I love the taste of almond, especially almond extract added into baked goods, but it seems to be a flavor that isn't often used anymore. And as for almond paste, I can honestly say I've never used it. So when I saw the recipe for Almond, Apricot, and White Chocolate Decadence Bars, I knew I had to try them. And they turned out much more flavorful and rich than I would have expected for a Betty Crocker recipe. Some issues I had: don't cook the sugar cookie base too long, or it gets really dark by the end; the almond paste is pretty dry, so a regular electric mixer doesn't really cut it, but if you have a KitchenAid with paddle attachment, it might work better; all of the white chocolate chips don't necessarily melt with just the heat of the hot cream, I had to heat the whole thing a little longer.
Almond, Apricot, and White Chocolate Decadence Bars
1 pouch sugar cookie mix
½ cup unsalted butter, melted
½ teaspoon almond extract
1 large egg, slightly beaten
1 (8-ounce) can almond paste
½ cup granulated sugar
1 (6-ounce) package dried apricots, finely chopped
6 ounces cream cheese, softened
2 large eggs
1 teaspoon fresh lemon juice
1 (11-ounce) bag Ghirardelli white baking chips
⅔ cup heavy whipping cream
½ cup sliced almonds
Heat oven to 375°F. In a large bowl, stir cookie base ingredients until soft dough forms. Spread the dough in the bottom of an ungreased 9x13-inch pan. Bake for 10 to 15 minutes, or until set. Cool 10 minutes.

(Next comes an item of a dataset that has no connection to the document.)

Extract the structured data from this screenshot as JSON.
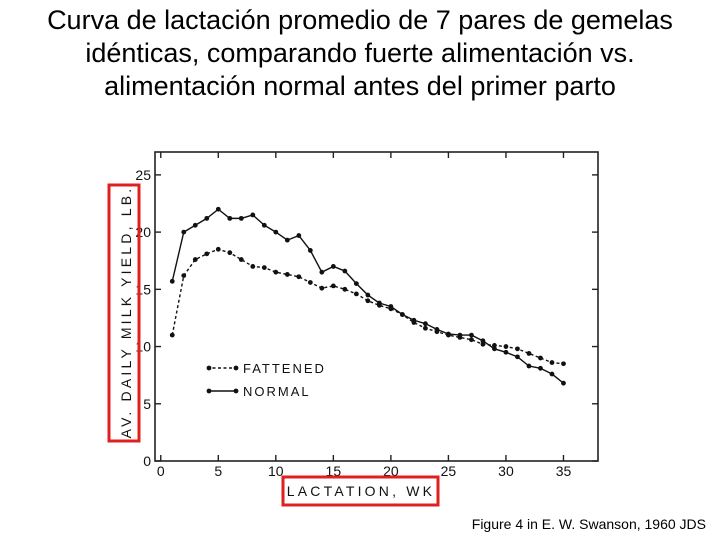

Meanwhile, in a large bowl, beat the almond paste and sugar with an electric mixer on low speed until crumbly but blended. Add the apricots; beat on low speed just until combined. Add the cream cheese, eggs, and lemon juice; beat on medium speed until well blended. Pour over the warm cookie base. Bake for 20 to 25 minutes, or until set. Cool 30 minutes.
Place baking chips in a small bowl. In a 1-quart saucepan, heat the whipping cream just to boiling over low heat, stirring occasionally; pour over baking chips. Let stand 1 minute. Stir until the chips are melted and the mixture is smooth. Pour and spread over the filling. Sprinkle with almonds. Refrigerate about 2 hours or until set.